AbstractThe most anterior approximately 35 μ of the 49–50 μ long anterior region was removed from many paramecia by a transverse cut. The challenge imposed by the amputation met with the following responses in lines of successive proters (anterior products of fission). Restitution of the anterior region in successive proters. Most of the restitution occurred at the first fission which yielded proters having anterior region about 55% (as compared with the approximately 30% remaining after amputation) and posterior regions 68% of normal length. Return to normal was nearly complete after the eighth fission. Incomplete kineties in successive proters. The anterior termini of incomplete kineties came to be located more and more posteriorly in the course of successive fissions as growth occurred anterior to them. When the anterior termini came to be posterior to the fission plane, they were lost from the proters formed at this and subsequent fissions. Proters with reduced kineties were slenderer than normal. Dorsal kinety pattern in the proters. On the dorsal field, after all short kineties were lost from the proters, the remaining kineties were normally oriented anterior‐posteriorly. However, the normal arrangement of the anterior termini of kineties at the suture, on the dorsal anterior tip of the proters, was lacking. Ventral kinety pattern in the regenerated anterior region. Regenerated anterior regions possessed normal or nearly normal ventral kinety patterns.
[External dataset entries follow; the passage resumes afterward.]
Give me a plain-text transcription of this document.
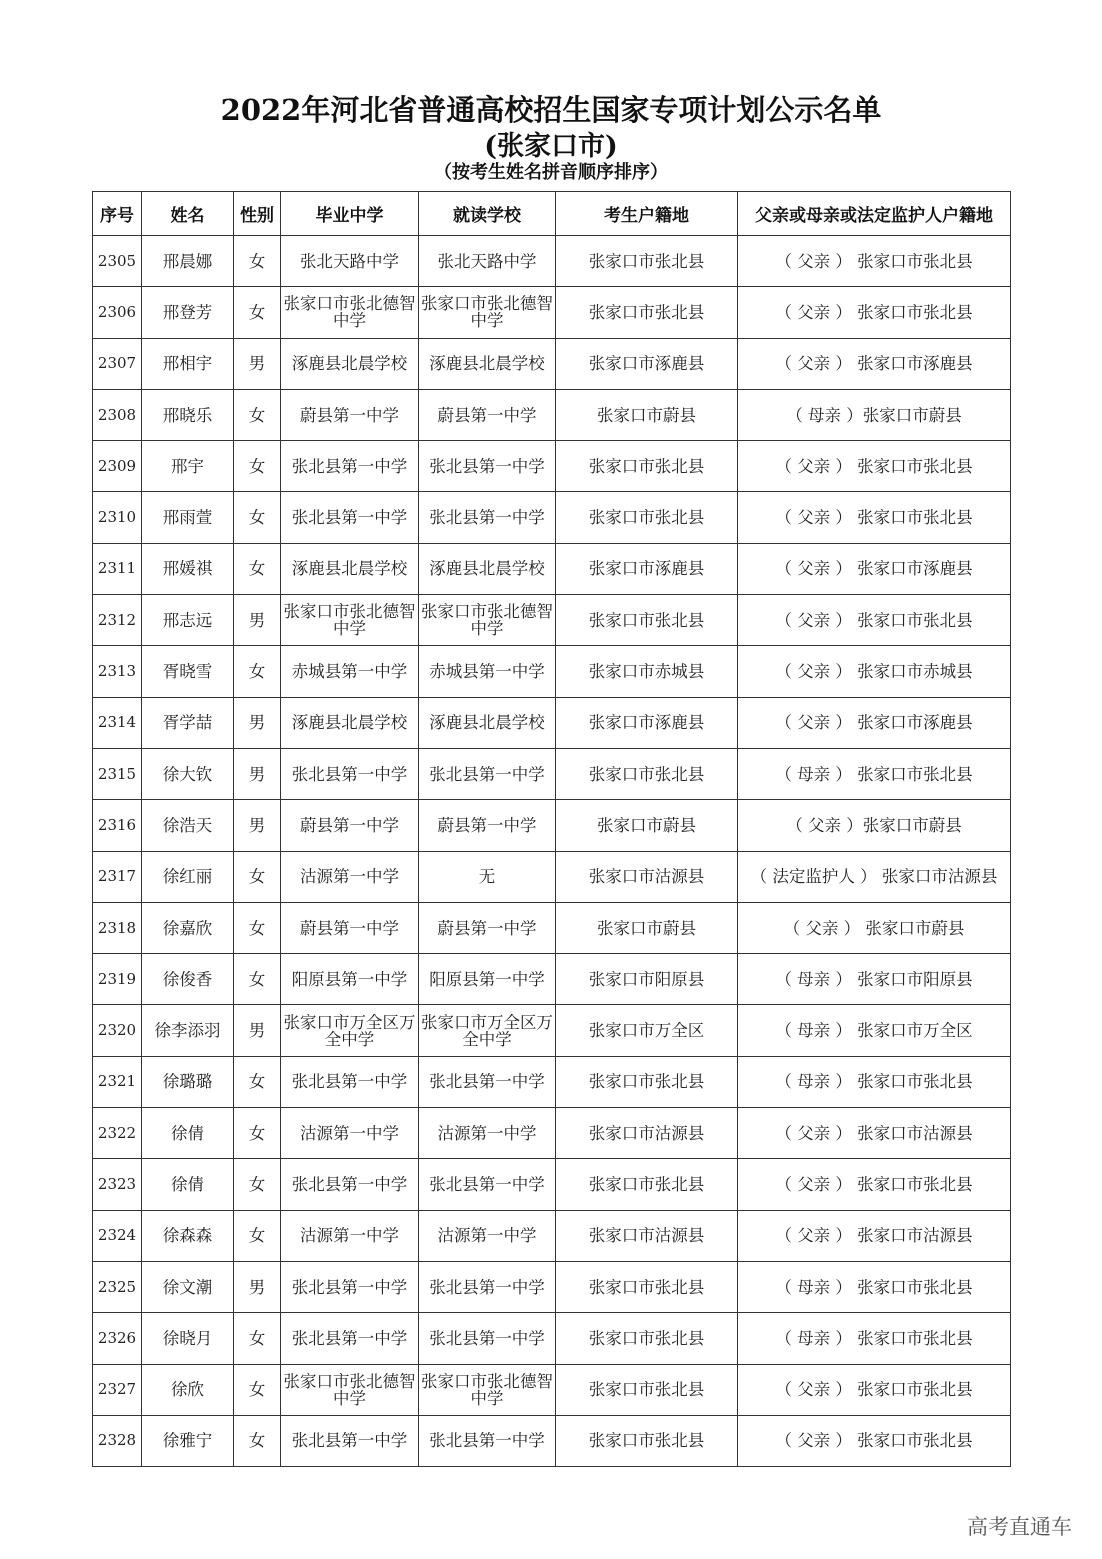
2022年河北省普通高校招生国家专项计划公示名单
(张家口市)
（按考生姓名拼音顺序排序）
序号	姓名	性别	毕业中学	就读学校	考生户籍地	父亲或母亲或法定监护人户籍地
2305	邢晨娜	女	张北天路中学	张北天路中学	张家口市张北县	（ 父亲 ） 张家口市张北县
2306	邢登芳	女	张家口市张北德智中学	张家口市张北德智中学	张家口市张北县	（ 父亲 ） 张家口市张北县
2307	邢相宇	男	涿鹿县北晨学校	涿鹿县北晨学校	张家口市涿鹿县	（ 父亲 ） 张家口市涿鹿县
2308	邢晓乐	女	蔚县第一中学	蔚县第一中学	张家口市蔚县	（ 母亲 ）张家口市蔚县
2309	邢宇	女	张北县第一中学	张北县第一中学	张家口市张北县	（ 父亲 ） 张家口市张北县
2310	邢雨萱	女	张北县第一中学	张北县第一中学	张家口市张北县	（ 父亲 ） 张家口市张北县
2311	邢媛祺	女	涿鹿县北晨学校	涿鹿县北晨学校	张家口市涿鹿县	（ 父亲 ） 张家口市涿鹿县
2312	邢志远	男	张家口市张北德智中学	张家口市张北德智中学	张家口市张北县	（ 父亲 ） 张家口市张北县
2313	胥晓雪	女	赤城县第一中学	赤城县第一中学	张家口市赤城县	（ 父亲 ） 张家口市赤城县
2314	胥学喆	男	涿鹿县北晨学校	涿鹿县北晨学校	张家口市涿鹿县	（ 父亲 ） 张家口市涿鹿县
2315	徐大钦	男	张北县第一中学	张北县第一中学	张家口市张北县	（ 母亲 ） 张家口市张北县
2316	徐浩天	男	蔚县第一中学	蔚县第一中学	张家口市蔚县	（ 父亲 ）张家口市蔚县
2317	徐红丽	女	沽源第一中学	无	张家口市沽源县	（ 法定监护人 ） 张家口市沽源县
2318	徐嘉欣	女	蔚县第一中学	蔚县第一中学	张家口市蔚县	（ 父亲 ） 张家口市蔚县
2319	徐俊香	女	阳原县第一中学	阳原县第一中学	张家口市阳原县	（ 母亲 ） 张家口市阳原县
2320	徐李添羽	男	张家口市万全区万全中学	张家口市万全区万全中学	张家口市万全区	（ 母亲 ） 张家口市万全区
2321	徐璐璐	女	张北县第一中学	张北县第一中学	张家口市张北县	（ 母亲 ） 张家口市张北县
2322	徐倩	女	沽源第一中学	沽源第一中学	张家口市沽源县	（ 父亲 ） 张家口市沽源县
2323	徐倩	女	张北县第一中学	张北县第一中学	张家口市张北县	（ 父亲 ） 张家口市张北县
2324	徐森森	女	沽源第一中学	沽源第一中学	张家口市沽源县	（ 父亲 ） 张家口市沽源县
2325	徐文潮	男	张北县第一中学	张北县第一中学	张家口市张北县	（ 母亲 ） 张家口市张北县
2326	徐晓月	女	张北县第一中学	张北县第一中学	张家口市张北县	（ 母亲 ） 张家口市张北县
2327	徐欣	女	张家口市张北德智中学	张家口市张北德智中学	张家口市张北县	（ 父亲 ） 张家口市张北县
2328	徐雅宁	女	张北县第一中学	张北县第一中学	张家口市张北县	（ 父亲 ） 张家口市张北县
高考直通车
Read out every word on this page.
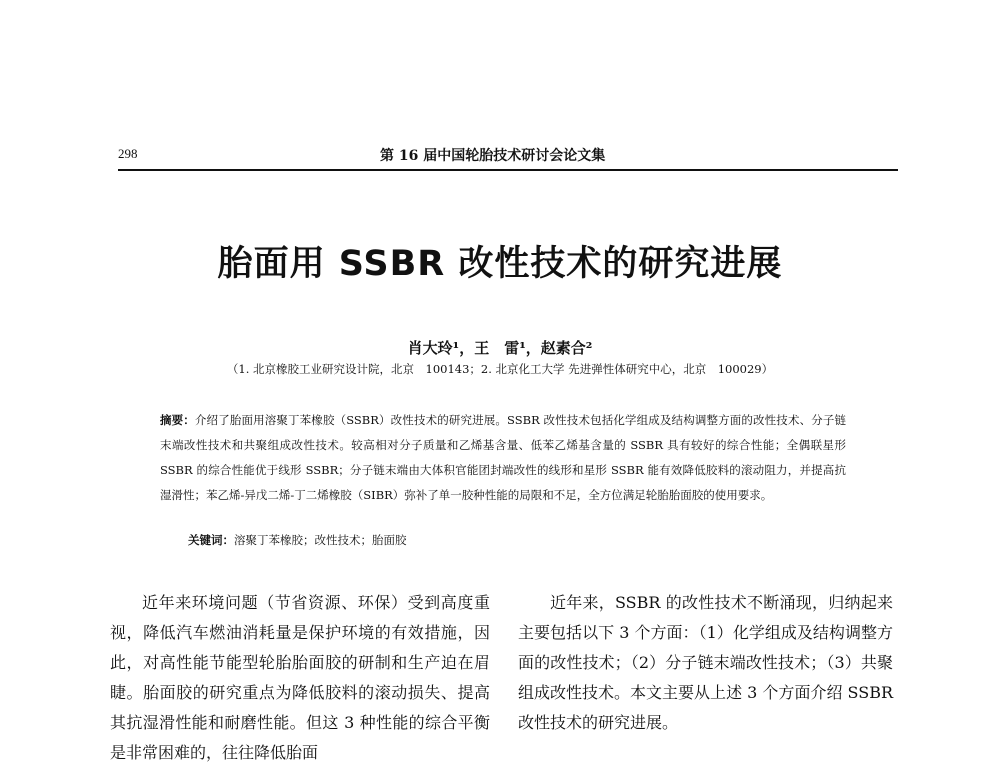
298	第 16 届中国轮胎技术研讨会论文集
胎面用 SSBR 改性技术的研究进展
肖大玲¹，王　雷¹，赵素合²
（1. 北京橡胶工业研究设计院，北京　100143；2. 北京化工大学 先进弹性体研究中心，北京　100029）
摘要：介绍了胎面用溶聚丁苯橡胶（SSBR）改性技术的研究进展。SSBR 改性技术包括化学组成及结构调整方面的改性技术、分子链末端改性技术和共聚组成改性技术。较高相对分子质量和乙烯基含量、低苯乙烯基含量的 SSBR 具有较好的综合性能；全偶联星形 SSBR 的综合性能优于线形 SSBR；分子链末端由大体积官能团封端改性的线形和星形 SSBR 能有效降低胶料的滚动阻力，并提高抗湿滑性；苯乙烯-异戊二烯-丁二烯橡胶（SIBR）弥补了单一胶种性能的局限和不足，全方位满足轮胎胎面胶的使用要求。
关键词：溶聚丁苯橡胶；改性技术；胎面胶

近年来环境问题（节省资源、环保）受到高度重视，降低汽车燃油消耗量是保护环境的有效措施，因此，对高性能节能型轮胎胎面胶的研制和生产迫在眉睫。胎面胶的研究重点为降低胶料的滚动损失、提高其抗湿滑性能和耐磨性能。但这 3 种性能的综合平衡是非常困难的，往往降低胎面

近年来，SSBR 的改性技术不断涌现，归纳起来主要包括以下 3 个方面：（1）化学组成及结构调整方面的改性技术；（2）分子链末端改性技术；（3）共聚组成改性技术。本文主要从上述 3 个方面介绍 SSBR 改性技术的研究进展。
Deviations from normal were minor. The preoral suture. Normally this is a clear space at the juncture between the anterior ventral right and left field. The regenerated part of the suture was atypical: the clear space was lacking. Inheritance and variation of total number of kineties around the cell. In a slender clone, the mean number of kineties was 67 as compared with 75 in an uncut control clone. The difference was inherited for many fissions, but not permanently. Normally, the number of kineties decreases slowly when fission rate is low due to limitation of food and rises slowly when excess food is supplied. Abnormal buccal structures. Cuts made close to the vestibule, but not those further from the vestibule, resulted in death or in abnormal clones with defective buccal structures of various sorts.